For 18 years, you have carefully saved for your child’s education using a 529 plan, accumulating a sizable sum, but your child has earned a scholarship or two—so now what? First of all, congratulations, both you and your child have much to celebrate! But now what should you do with the extra 529 funds to minimize penalties and tax?

First, note that section 529 funds can be used for more than just tuition and fees—other expenditures qualify too. This includes textbooks, internet expense, a computer and any software used primarily for education. And then there is the big one, room and board for your student if attending at least half time.

Not living on campus? No problem! Colleges and universities annually publish a “cost of attendance” calculation for each school year, which details the approximate amount of room and board. You may make tax-free distributions from a 529 plan up to this amount for a student not living on campus. For students actually living on campus, if this price exceeds the quote in the cost of attendance, the actual amount spent may be distributed.

Still going to have funds left? There are a few other options. First, if there is another child you would like to name as the beneficiary, the accounts may be transferred between siblings, or even to a spouse or first cousin, but make sure that the beneficiary has changed before making distributions for the newly appointed student, or this can cause you tax headaches down the road.

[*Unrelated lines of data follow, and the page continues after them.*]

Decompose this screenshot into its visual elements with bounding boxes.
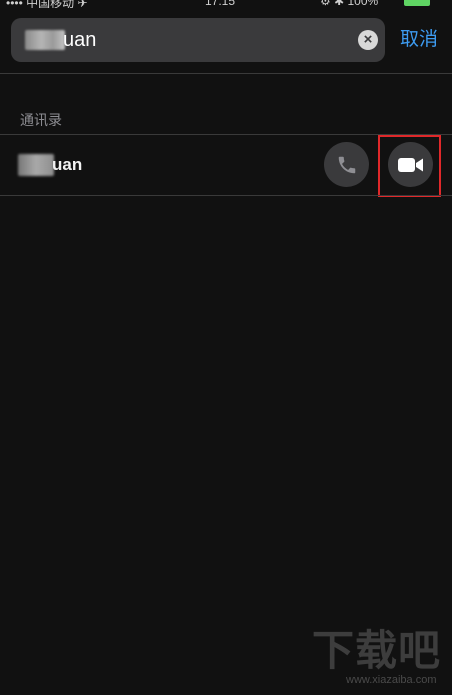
watermark: 下载吧 www.xiazaiba.com	[312, 628, 446, 690]
phone-icon	[338, 156, 355, 173]
contact-row[interactable]: uan	[0, 135, 452, 197]
section-header-contacts: 通讯录	[20, 112, 62, 128]
watermark-url: www.xiazaiba.com	[346, 674, 437, 686]
clear-icon[interactable]: ×	[358, 30, 378, 50]
divider	[0, 195, 452, 196]
watermark-logo: 下载吧	[312, 626, 442, 675]
search-bar: uan × 取消	[0, 10, 452, 72]
audio-call-button[interactable]	[324, 142, 369, 187]
status-time: 17:15	[205, 0, 236, 8]
search-input[interactable]: uan ×	[11, 18, 385, 62]
carrier-label: •••• 中国移动 ✈	[6, 0, 88, 8]
redacted-name-blur	[18, 154, 54, 176]
cancel-button[interactable]: 取消	[400, 28, 438, 52]
status-bar: •••• 中国移动 ✈ 17:15 ⚙ ✱ 100%	[0, 0, 452, 8]
video-call-button[interactable]	[388, 142, 433, 187]
video-camera-icon	[397, 157, 423, 172]
search-query-text: uan	[63, 29, 97, 51]
battery-icon	[404, 0, 430, 6]
redacted-text-blur	[25, 30, 65, 50]
contact-name: uan	[52, 155, 83, 174]
divider	[0, 73, 452, 74]
status-indicators: ⚙ ✱ 100%	[320, 0, 379, 8]
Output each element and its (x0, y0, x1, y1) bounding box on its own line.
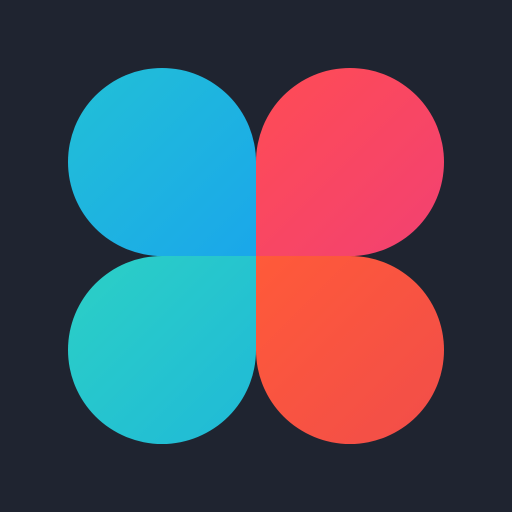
petal-bottom-left (68, 256, 256, 444)
four-petal-logo-icon (0, 0, 512, 512)
logo-canvas (0, 0, 512, 512)
petal-top-right (256, 68, 444, 256)
petal-bottom-right (256, 256, 444, 444)
petal-top-left (68, 68, 256, 256)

If there is no other potential beneficiary, any excess amounts up to the amount of scholarships earned may be withdrawn without penalty; however, any earnings on the withdrawal would be subject to tax. See the following example:

Sam has a scholarship that pays for all tuition annually, which is expected to be $10,000. Sam’s parents have saved diligently and, even after making withdrawals for room and board, they are expecting to have $40,000 left over in the account, as it was the amount anticipated for tuition ($10,000 x 4 Years = $40,000).

In year one, $10,000 above the amount for room board and other expenses is withdrawn. The 10% penalty does not apply, as Sam has scholarships of $10,000, which is what caused the overfunding in the 529 plan. At the time of withdrawal, 60% of the account is contributions, 40% is earnings. As the beneficiary of the account, Sam will pay income tax on the $4,000 in earnings that are withdrawn.

In year two, $11,000 (55% contributions, 45% earnings) above the amount for room and board and other expenses is withdrawn. Sam incurs $10,000 in tuition and fees, all of which is covered by a scholarship. In this case, the earnings portion of $1,000 ($1,000 x 45%=$450) of the $11,000 is subject to a 10% penalty for being a distribution in excess of the amount of scholarship covered expenses, which in this case would be $45 ($450 x 10%). $4,950 ($11,000 x 45%), the amount of earnings from the distribution, is also subject to income tax.

Fortunately, students are often in a lower tax bracket, which lessens the tax sting somewhat. If you will make 529 plan distributions, check with your tax professional to set the best course to minimize the tax implications of distributions, along with maximizing any educational credits for which you may qualify.